Fazerdaze - Morningside [ALBUM Review]

Quando ho ascoltato per la prima volta Last To Sleep, il pezzo che apre Morningside,  l'album di debutto di Amelia Murray, in arte Fazerdaze, ho avuto la netta sensazione di trovarmi davanti a qualcosa di memorabile. Tutto, dall'essenziale strum della chitarra alla misurata dolcezza della voce, dalle bollicine di synth alla ritmica insolitamente asimmetrica, concorre all'efficacia di un indie pop intelligente ed estroso alla Waxahatchee che non possiamo non amare.

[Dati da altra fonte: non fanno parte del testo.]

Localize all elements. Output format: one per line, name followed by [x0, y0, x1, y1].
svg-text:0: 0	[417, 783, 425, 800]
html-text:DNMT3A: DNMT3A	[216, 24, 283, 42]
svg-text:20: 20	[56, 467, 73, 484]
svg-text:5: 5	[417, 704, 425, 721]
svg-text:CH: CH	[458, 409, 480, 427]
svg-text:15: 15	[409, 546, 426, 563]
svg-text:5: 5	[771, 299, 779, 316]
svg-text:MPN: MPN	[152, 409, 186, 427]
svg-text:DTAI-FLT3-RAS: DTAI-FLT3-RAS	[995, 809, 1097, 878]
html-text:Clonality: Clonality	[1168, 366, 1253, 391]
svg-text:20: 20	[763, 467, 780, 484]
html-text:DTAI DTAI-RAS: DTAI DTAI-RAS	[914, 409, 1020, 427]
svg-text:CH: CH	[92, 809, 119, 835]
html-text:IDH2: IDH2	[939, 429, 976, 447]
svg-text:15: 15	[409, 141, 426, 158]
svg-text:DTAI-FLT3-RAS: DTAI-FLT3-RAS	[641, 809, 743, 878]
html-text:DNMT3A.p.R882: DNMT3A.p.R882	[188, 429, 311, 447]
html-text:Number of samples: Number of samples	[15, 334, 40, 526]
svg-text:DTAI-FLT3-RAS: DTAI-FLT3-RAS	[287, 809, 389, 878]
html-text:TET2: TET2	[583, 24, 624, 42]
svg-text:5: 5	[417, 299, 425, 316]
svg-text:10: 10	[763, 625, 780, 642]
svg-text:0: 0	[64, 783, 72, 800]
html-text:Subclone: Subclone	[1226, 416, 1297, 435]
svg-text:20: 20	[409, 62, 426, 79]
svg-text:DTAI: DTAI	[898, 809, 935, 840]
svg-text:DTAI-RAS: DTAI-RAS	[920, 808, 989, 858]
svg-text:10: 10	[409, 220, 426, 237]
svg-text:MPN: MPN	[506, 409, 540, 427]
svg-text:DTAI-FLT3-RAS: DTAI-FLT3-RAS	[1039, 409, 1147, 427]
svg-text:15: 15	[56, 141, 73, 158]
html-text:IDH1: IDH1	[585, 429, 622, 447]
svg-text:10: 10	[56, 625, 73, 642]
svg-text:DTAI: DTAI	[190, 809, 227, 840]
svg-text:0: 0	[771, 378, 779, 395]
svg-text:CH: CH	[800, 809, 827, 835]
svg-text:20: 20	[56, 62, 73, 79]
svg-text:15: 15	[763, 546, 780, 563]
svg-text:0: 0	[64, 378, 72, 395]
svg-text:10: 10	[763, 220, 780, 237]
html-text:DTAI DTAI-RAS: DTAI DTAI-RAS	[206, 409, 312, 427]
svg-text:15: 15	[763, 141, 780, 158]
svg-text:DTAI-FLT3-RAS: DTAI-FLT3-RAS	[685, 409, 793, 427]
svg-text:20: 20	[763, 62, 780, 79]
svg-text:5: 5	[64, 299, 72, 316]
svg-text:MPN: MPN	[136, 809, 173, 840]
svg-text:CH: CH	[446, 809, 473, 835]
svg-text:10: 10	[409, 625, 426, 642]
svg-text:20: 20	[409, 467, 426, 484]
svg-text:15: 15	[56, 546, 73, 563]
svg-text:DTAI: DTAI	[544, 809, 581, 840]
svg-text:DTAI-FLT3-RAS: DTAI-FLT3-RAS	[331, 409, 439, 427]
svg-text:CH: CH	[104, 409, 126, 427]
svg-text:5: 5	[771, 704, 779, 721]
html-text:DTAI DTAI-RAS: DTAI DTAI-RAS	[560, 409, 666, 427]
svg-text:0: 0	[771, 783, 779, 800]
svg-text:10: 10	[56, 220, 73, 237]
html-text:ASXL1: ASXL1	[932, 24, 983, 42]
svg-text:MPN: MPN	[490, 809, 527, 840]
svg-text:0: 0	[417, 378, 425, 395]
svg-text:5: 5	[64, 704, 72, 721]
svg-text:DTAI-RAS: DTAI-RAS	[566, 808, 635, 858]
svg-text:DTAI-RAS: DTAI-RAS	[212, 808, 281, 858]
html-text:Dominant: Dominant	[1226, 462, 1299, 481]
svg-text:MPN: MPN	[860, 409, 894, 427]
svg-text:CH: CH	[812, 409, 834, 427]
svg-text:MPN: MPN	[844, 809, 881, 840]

A maggior ragione se, continuando nella prodigiosa infilata iniziale del disco, finiamo per essere vittime inermi e felici del ritornello killer di Lucky Girl, del ruvido fascino di Misread e della inattesa leggerezza jangly di Little Uneasy
Amelia, che è di Auckland ed è indiscutibilmente molto brava (suona e produce praticamente tutto da sola), non a caso è stata messa sotto contratto da una label leggendaria come la Flying Nun, e non a caso i suoi pezzi possiedono quell'aria di micidiale nonchalance che è il tratto distintivo dei maestri neozelandesi, quella capacità innata di fare sembrare facili cose che non lo sono affatto e di far esplodere le canzoni all'improvviso lasciandole fluire come torrenti in piena (immaginate l'ottima Take It Slow eseguita dai Bats). E in verità tutto l'album è caratterizzato dalla naturale compresenza di elementi opposti: sulle prime pensi ad una dominante sonorità lo-fi ma ti accorgi presto che tutto è studiatissimo e levigato (le armonie di Shoulders sono un buon esempio); non c'è una ricerca esibita dell'immediatezza, eppure questa esce da sola quasi ovunque; quasi tutte le canzoni si muovono da una dimensione quasi acustica da bedroom pop o comunque essenziale (voce e chitarra), ma sotto traccia c'è sempre una fragorosa elettricità pronta a liberarsi. 
Uno dei dischi "importanti" di quest'anno.